Supporting Students with ASD in General Education

Supporting students with Autism Spectrum Disorders (ASD) in general education settings is vitally important, but with limited resources, this can often be a challenge. Building capacity to support all students in general education settings can be achieved by taking advantage of existing resources such as involving typical peers and general education teachers and staff.  How can classrooms and schools achieve this goal?  Have a plan!  A few simple steps for success:

1. Students with ASD benefit from predictable, structured routines. These routines can be the foundation for success in inclusive settings.

2. Identify areas that students with ASD often struggle. Simple classroom tasks, such as, turning in homework, coming to class prepared and working on a group assignment are routines.

3. Proactively support the student. Provide a structured routine and visual supports in areas that are challenging the student.

4. Get everyone involved! Teachers and peers can be a valuable support for students as they learn routines. They also can help with motivation and celebrating success.

Tips for Teaching Routines in Inclusive Settings

  • Get everyone on the same page.
  • Observe the target routine (e.g., turning in homework, entering the classroom prepared) and pay attention to all the steps of the routine.

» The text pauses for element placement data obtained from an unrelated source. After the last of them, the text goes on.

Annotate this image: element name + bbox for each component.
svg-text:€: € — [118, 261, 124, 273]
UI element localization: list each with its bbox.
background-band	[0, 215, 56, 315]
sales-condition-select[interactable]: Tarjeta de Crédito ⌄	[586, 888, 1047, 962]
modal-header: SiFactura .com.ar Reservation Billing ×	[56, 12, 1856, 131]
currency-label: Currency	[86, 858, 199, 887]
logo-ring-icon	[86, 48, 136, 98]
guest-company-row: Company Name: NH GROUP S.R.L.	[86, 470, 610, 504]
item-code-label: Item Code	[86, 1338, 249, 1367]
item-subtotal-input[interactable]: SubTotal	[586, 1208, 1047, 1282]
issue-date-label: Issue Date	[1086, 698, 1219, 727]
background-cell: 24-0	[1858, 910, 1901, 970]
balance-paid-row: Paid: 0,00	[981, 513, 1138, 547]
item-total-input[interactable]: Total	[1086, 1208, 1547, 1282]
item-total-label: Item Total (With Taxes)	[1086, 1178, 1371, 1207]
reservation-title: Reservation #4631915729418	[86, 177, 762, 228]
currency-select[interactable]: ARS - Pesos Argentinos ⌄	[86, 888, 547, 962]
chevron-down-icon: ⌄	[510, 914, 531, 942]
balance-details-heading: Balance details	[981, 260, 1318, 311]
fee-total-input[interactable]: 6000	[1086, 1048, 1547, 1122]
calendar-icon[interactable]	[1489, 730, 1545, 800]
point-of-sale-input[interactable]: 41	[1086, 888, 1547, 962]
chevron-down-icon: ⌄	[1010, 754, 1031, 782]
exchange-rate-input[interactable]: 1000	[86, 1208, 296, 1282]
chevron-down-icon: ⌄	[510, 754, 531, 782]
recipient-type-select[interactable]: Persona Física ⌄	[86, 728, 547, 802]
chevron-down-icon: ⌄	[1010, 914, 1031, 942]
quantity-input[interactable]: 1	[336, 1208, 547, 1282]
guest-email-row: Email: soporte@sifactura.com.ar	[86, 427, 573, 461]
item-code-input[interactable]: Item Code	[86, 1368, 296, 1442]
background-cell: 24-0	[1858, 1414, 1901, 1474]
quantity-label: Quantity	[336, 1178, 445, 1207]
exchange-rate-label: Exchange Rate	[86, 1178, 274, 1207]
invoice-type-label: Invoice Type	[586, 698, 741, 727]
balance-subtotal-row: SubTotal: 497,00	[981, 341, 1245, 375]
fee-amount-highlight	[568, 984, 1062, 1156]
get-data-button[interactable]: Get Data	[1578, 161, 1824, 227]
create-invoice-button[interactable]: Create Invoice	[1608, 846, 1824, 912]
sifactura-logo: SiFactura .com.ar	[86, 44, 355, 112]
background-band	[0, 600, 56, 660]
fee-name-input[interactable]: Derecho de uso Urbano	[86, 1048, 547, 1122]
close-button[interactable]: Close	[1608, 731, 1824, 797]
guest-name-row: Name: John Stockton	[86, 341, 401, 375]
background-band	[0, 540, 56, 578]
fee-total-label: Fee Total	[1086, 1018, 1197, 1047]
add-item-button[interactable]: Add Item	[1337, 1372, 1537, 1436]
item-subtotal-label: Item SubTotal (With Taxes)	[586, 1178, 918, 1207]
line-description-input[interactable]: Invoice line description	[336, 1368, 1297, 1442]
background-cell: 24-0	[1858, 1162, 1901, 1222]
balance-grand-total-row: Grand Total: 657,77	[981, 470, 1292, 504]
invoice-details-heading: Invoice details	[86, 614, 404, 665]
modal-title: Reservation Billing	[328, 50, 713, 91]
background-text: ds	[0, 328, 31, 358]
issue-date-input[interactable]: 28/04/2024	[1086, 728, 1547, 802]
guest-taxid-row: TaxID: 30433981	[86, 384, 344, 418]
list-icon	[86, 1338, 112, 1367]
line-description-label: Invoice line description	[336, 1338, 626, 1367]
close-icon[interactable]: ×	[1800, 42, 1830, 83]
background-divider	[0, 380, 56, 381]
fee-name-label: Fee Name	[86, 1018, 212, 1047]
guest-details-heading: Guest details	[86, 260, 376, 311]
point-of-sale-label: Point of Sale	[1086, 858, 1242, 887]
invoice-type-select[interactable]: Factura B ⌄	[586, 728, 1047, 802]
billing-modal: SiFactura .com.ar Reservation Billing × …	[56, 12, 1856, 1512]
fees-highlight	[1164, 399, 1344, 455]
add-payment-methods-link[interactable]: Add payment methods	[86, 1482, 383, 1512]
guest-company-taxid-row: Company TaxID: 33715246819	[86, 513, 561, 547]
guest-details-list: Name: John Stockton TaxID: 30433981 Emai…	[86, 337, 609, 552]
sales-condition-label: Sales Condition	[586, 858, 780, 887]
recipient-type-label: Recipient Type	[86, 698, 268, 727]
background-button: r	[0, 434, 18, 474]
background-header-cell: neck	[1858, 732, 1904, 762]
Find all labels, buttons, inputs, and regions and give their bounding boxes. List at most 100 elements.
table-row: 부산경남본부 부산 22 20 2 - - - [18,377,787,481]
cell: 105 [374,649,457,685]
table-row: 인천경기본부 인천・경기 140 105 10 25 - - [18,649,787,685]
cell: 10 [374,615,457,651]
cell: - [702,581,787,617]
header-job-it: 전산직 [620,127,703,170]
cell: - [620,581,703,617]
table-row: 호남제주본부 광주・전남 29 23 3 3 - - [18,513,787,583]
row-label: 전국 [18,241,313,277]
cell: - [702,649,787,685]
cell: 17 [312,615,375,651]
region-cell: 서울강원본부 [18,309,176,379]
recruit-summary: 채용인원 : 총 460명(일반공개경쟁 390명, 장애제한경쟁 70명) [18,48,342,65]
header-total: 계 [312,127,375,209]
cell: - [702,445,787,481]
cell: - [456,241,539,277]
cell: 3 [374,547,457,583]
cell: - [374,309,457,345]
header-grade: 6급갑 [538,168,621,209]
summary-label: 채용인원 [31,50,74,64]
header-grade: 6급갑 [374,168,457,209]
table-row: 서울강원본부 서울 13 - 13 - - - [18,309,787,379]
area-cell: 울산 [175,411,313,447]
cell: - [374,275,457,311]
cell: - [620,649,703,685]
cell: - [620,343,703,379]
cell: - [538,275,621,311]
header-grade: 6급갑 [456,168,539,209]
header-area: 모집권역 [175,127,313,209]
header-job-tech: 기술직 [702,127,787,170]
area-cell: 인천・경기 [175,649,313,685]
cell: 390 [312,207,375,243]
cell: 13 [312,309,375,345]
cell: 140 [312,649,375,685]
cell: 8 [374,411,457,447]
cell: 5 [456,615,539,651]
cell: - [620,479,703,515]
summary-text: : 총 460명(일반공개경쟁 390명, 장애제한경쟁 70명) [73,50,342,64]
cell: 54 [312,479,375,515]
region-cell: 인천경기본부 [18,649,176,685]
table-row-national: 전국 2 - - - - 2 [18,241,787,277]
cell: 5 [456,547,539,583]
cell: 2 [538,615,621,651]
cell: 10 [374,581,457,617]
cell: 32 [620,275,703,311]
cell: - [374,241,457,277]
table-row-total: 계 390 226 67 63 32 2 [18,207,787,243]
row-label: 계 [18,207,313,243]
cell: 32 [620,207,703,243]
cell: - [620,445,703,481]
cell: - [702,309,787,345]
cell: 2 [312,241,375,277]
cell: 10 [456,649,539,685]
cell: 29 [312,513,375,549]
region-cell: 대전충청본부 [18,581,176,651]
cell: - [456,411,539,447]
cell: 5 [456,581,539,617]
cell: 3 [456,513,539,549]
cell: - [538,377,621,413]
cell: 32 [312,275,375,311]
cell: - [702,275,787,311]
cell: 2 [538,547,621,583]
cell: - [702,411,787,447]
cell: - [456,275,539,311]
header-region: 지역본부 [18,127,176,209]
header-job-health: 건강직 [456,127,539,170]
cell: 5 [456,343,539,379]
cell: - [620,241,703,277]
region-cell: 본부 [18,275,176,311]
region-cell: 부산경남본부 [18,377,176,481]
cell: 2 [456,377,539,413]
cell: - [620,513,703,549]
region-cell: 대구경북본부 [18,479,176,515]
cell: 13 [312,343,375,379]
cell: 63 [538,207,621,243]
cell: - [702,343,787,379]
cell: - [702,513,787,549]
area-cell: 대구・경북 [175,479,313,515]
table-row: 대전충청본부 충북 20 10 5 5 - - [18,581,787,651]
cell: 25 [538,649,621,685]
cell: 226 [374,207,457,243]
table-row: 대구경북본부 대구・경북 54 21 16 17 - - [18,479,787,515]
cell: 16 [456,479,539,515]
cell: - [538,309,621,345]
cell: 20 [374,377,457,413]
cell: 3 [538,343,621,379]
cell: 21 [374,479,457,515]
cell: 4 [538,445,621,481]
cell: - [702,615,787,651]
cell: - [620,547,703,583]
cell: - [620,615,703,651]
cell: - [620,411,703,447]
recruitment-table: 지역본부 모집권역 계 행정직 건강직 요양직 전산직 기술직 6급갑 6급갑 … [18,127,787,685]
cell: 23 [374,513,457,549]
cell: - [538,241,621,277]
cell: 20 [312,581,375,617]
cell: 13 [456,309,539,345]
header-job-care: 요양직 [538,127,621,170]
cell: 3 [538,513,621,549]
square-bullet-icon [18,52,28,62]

Make sure everyone (including the student) knows what the student "should do."
  • Create a task analysis of the routine and individualize to the student. See the Links Turning Assignments in On Time Routine.
  • Create visual supports to help the student learn the routine. See the Links Turning Assignments in On Time Visual Strip. Teach the student to refer to the visual support to remind him/her the steps of the routine. 
  • Provide a general education staff or typical peer with the task analysis of the routine. Train the individual to take data one time per week on student independence.
  • Analyze the data frequently to identify challenging steps for the student and identify skills to pre-teach and additional visual supports needed.
  • If needed, practice challenging steps of the routine outside the context of the routine. Often students with ASD need repeated practice with steps that are challenging. Provide these "practice opportunities" during one-to-one or small group settings. Provide additional reinforcement while the student is learning the new skill.
  • Celebrate success. A routine task analysis can remind us to pay attention to (and celebrate) the small steps towards learning new skills.